「……めんどくせ、こいつ」

「ああ⁉ お前じゃねえんなら誰だよ! 春芽でも雲居でもねんだろ⁉ っつーかなんで誰も教えてくんねえんだよ!」

「そもそも知ってる人間が少ないから、か?」

……宮寺の答えは真面目だった。

真剣に考えている。

頭を抱えて絶叫した。

「くっそ! こいつが神宮みてーに人間失格だったらもっとけしかけんのに!」

「少し落ち着け? 神宮そこまで落ちてないだろ」

「あいつは一度地獄まで落ちてっからいんだよ。ああー気になる!」

「神宮に教えてもらえるように頑張ればいいんじゃないか?」

「………そうやってもう何年だろうな……」

何年か前に、その存在を知った。犯罪学者・神宮の相棒と言われる奴。

その正体を俺は知らない。雲居や春芽を訊ねても、二宮さんに訊いても、「自分で探せ」と言われて終わりだった。

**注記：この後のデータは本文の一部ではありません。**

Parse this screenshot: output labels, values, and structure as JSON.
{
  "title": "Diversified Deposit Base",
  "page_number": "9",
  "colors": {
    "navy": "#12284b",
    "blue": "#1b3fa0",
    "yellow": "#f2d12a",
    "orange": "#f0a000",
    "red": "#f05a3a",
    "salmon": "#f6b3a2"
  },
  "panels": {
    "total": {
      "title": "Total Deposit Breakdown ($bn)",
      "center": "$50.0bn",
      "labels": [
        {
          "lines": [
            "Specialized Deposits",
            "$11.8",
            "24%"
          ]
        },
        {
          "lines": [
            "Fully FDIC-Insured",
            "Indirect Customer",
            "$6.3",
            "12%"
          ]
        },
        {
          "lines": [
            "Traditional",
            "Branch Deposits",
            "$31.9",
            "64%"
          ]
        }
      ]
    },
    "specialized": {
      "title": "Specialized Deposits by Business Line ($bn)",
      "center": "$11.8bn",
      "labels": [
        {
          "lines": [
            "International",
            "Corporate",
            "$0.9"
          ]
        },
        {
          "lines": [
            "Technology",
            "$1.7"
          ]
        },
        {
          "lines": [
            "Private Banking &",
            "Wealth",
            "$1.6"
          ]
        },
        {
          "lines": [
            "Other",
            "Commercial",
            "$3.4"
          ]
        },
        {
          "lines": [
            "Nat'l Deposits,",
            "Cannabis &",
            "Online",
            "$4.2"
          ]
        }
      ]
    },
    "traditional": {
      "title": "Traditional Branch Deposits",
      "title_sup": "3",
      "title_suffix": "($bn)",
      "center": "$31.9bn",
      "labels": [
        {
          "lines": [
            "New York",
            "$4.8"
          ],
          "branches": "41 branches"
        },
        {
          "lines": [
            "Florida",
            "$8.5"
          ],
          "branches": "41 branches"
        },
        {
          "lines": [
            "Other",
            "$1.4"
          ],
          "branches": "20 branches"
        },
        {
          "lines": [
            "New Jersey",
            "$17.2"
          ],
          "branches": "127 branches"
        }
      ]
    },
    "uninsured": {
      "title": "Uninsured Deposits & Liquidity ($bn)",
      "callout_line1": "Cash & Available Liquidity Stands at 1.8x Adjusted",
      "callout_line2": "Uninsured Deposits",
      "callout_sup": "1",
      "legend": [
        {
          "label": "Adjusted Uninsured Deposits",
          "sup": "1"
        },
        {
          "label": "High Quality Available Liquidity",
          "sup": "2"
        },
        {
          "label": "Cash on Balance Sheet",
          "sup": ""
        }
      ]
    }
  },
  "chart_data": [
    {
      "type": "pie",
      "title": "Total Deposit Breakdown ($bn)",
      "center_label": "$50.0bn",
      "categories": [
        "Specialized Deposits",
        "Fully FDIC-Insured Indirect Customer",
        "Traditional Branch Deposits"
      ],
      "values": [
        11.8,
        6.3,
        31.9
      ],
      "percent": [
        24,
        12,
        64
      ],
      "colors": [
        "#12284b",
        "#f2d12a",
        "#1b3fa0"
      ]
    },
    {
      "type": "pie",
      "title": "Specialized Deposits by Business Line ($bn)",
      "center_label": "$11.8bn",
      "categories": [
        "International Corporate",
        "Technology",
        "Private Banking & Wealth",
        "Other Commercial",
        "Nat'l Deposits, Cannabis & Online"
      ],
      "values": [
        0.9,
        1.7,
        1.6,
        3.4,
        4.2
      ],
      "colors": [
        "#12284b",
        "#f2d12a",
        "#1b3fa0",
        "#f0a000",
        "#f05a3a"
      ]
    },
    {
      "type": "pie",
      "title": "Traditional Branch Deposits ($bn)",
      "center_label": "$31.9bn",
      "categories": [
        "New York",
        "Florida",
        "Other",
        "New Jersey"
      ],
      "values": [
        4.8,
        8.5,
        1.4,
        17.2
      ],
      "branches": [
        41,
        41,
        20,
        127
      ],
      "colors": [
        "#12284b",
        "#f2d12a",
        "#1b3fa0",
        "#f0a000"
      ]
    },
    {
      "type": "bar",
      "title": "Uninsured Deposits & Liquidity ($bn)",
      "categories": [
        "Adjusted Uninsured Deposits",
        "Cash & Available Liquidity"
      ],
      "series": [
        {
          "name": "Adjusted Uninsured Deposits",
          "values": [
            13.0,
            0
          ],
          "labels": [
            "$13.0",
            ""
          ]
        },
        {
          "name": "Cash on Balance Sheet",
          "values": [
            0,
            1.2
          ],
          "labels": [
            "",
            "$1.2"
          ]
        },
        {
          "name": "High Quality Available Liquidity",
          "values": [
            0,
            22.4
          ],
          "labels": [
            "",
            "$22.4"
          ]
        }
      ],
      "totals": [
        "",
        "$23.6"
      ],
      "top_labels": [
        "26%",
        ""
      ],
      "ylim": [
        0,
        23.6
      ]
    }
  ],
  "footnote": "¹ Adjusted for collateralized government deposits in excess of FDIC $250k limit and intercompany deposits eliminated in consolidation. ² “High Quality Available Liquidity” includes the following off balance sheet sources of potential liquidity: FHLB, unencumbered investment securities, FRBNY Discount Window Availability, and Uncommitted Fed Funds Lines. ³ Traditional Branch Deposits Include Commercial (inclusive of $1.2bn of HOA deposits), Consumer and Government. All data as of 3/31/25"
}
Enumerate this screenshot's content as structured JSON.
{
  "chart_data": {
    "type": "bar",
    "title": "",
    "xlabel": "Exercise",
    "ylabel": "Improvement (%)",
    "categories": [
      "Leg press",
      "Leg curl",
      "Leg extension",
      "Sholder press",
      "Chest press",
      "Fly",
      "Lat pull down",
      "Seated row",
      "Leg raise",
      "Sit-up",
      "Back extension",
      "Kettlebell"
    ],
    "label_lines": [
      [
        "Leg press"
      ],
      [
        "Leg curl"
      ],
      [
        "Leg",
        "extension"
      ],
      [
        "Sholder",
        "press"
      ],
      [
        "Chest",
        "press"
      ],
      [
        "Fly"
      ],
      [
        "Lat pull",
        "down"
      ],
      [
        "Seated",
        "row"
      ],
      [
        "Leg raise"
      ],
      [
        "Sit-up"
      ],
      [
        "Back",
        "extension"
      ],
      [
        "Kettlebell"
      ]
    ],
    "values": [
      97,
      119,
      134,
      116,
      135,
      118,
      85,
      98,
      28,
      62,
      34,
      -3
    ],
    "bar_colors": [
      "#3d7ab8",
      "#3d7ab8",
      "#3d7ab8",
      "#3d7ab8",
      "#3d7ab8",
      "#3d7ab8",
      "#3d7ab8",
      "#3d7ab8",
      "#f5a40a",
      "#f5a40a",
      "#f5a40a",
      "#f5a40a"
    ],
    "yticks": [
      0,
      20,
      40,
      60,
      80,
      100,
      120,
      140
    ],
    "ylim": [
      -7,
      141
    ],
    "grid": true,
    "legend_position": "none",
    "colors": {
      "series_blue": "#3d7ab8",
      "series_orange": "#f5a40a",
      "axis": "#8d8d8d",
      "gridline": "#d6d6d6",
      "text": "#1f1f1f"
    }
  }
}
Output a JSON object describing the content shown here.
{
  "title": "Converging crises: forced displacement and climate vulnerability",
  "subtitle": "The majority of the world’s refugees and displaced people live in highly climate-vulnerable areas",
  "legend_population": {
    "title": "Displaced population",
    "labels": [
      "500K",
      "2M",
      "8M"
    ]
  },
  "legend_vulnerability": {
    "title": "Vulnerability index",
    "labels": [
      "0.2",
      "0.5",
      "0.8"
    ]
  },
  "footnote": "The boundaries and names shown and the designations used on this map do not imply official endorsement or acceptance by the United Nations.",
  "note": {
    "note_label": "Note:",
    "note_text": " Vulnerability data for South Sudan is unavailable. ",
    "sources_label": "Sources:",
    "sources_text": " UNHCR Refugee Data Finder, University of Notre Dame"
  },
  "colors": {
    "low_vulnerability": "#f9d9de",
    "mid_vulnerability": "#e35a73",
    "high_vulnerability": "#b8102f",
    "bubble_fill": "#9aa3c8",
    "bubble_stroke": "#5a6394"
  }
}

『相棒』、が雲居や春芽ではないとこまでは突き止めた。けど、その先は全然だった。神宮にいたっては「そんなものいるのか?」と、自分のことなのに疑問符で返して来た。

「ま、反応からして、あいつまだ華取さんのこと話してないみたいだな」

「相棒にか?」

顔をあげた。

「たぶんな。俺、心理学とかは専門じゃないから断言は出来ないけど」

じゃー戻るわ。宮寺は言って、そのまま階段を降りて行った。俺はその背を睨む。

犯罪学者・神宮流夜の相棒――俺も正体を知らない存在が、神宮のごく近くに、いる。

二人が組めばお宮入りなしと評されたというモノたち。

咲桜は? あいつが初めて堂々と恋人と呼ぶ『彼女』は、それを知っているのだろうか―――。

「……その前に俺に知らせろ」

密かに神宮に毒づいてみる。

うしなった日から追い続けている背中。まだ指先が触れもしない彼方。